There was a restriction in selecting the radiographs in terms of the severity of the scoliotic curves, as those with a magnitude of less than 10° were discarded. It was also difficult to obtain radiographs with very severe curves, so the number studied in this severity group was small.
We have added to the text this aspect that you mention as a limitation of the study in lines 360 to 364.
Results:
Figure 1 and 2, please clarify the meaning of E, E1, E2 in the figures or in the caption.
The letter E identifies the measurements obtained by the group of Expert observers.
E1, E2 and E3 represent the measurements obtained by the group of Expert observers in the first, second and third rounds of measures, respectively. We have added this clarification to the figure legend.
Discussion:
- Why authors think that no significant improvements were found with practice (neither in manual nor in software measurements)? This point should be better stated in the discussion section.
Before starting the measurements, both (software and manually), a 5-hour session was held in which the study participants were taught how to measure correctly with each of the tools. Perhaps these training sessions made it possible to avoid specific recurring errors in the Cobb angle measurements from the beginning of the study. The second possible explanation is that when the precision error is so small (less than one degree), it is difficult to improve the precision with training.
On the other hand, in the study’s design, we established a test-retest time of one month. After this time interval, there would be no variability in the measurements attributed to the observers remembering the radiographs or the results obtained in them.
We have added to the manuscript this aspect that you mention in the discussion section in lines 298 to 302:
“There are no statistically significant improvements between successive tests because the training sessions avoided common measurement errors from the beginning of the study. The second possible explanation is that when the precision error is so small (less than one degree), it is difficult to improve the precision with training.”
Thank you very much for your comments, which improve the quality of the manuscript!
Round 2
Reviewer 2 Report
Dear authors, I really appreciated the detailed revision. The study can be published very well in this form.
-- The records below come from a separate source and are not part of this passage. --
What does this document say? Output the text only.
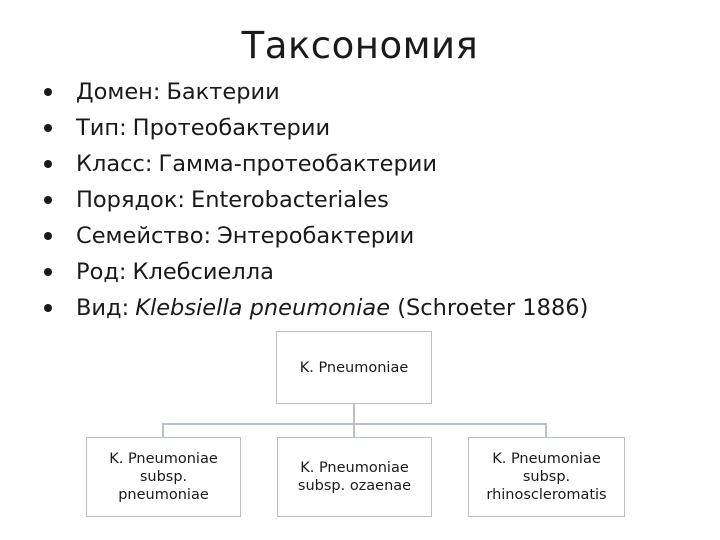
Таксономия
Домен: Бактерии
Тип: Протеобактерии
Класс: Гамма-протеобактерии
Порядок: Enterobacteriales
Семейство: Энтеробактерии
Род: Клебсиелла
Вид: Klebsiella pneumoniae (Schroeter 1886)
K. Pneumoniae
K. Pneumoniae
subsp.
pneumoniae
K. Pneumoniae
subsp. ozaenae
K. Pneumoniae
subsp.
rhinoscleromatis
I have the impression that two points of mine were perhaps formulated a bit too aggressively and would therefore like to add the following:
1. in my view, the composition of the expert group does not necessarily have to consist of spine surgeons. Only an explanation of why the selected persons were defined as experts was necessary to make this selection not intangible. The present addition that these persons are regularly involved in the follow-up treatment of scoliosis patients is sufficient; I would recommend deleting the explicit reference to missing spine surgeons before final publication. This criticism of your own work is unnecessary.
2. The question as to why more radiographs were not used. The Hopkins criteria were correctly fulfilled with the number of x-rays used - however, the Hopkins criteria define the minimum requirements, from my point of view it would have been beneficial for the validity to go beyond these minimum requirements... Nevertheless, I find the argumentation you put forward in this regard in its current form plausible and more comprehensible and thus also well acceptable. No further changes are required from my point of view.
Congratulation to the authors on this study and on the publication, which should now be completed.
Author Response
Again, thank you very much for your comments.
We have modified the manuscript, eliminating the selection of Experts and Novices as one of the limitations and have added in the Material and Method Section the following paragraph in order to state the assignment of roles to the observers clearly:
“The division of the observers into Expert and Novice groups was made based on the frequency with which they use the Cobb method rather than based on their medical speciality. We have considered Experts observers very often involved in the follow-up and monitoring of patients with AIS.”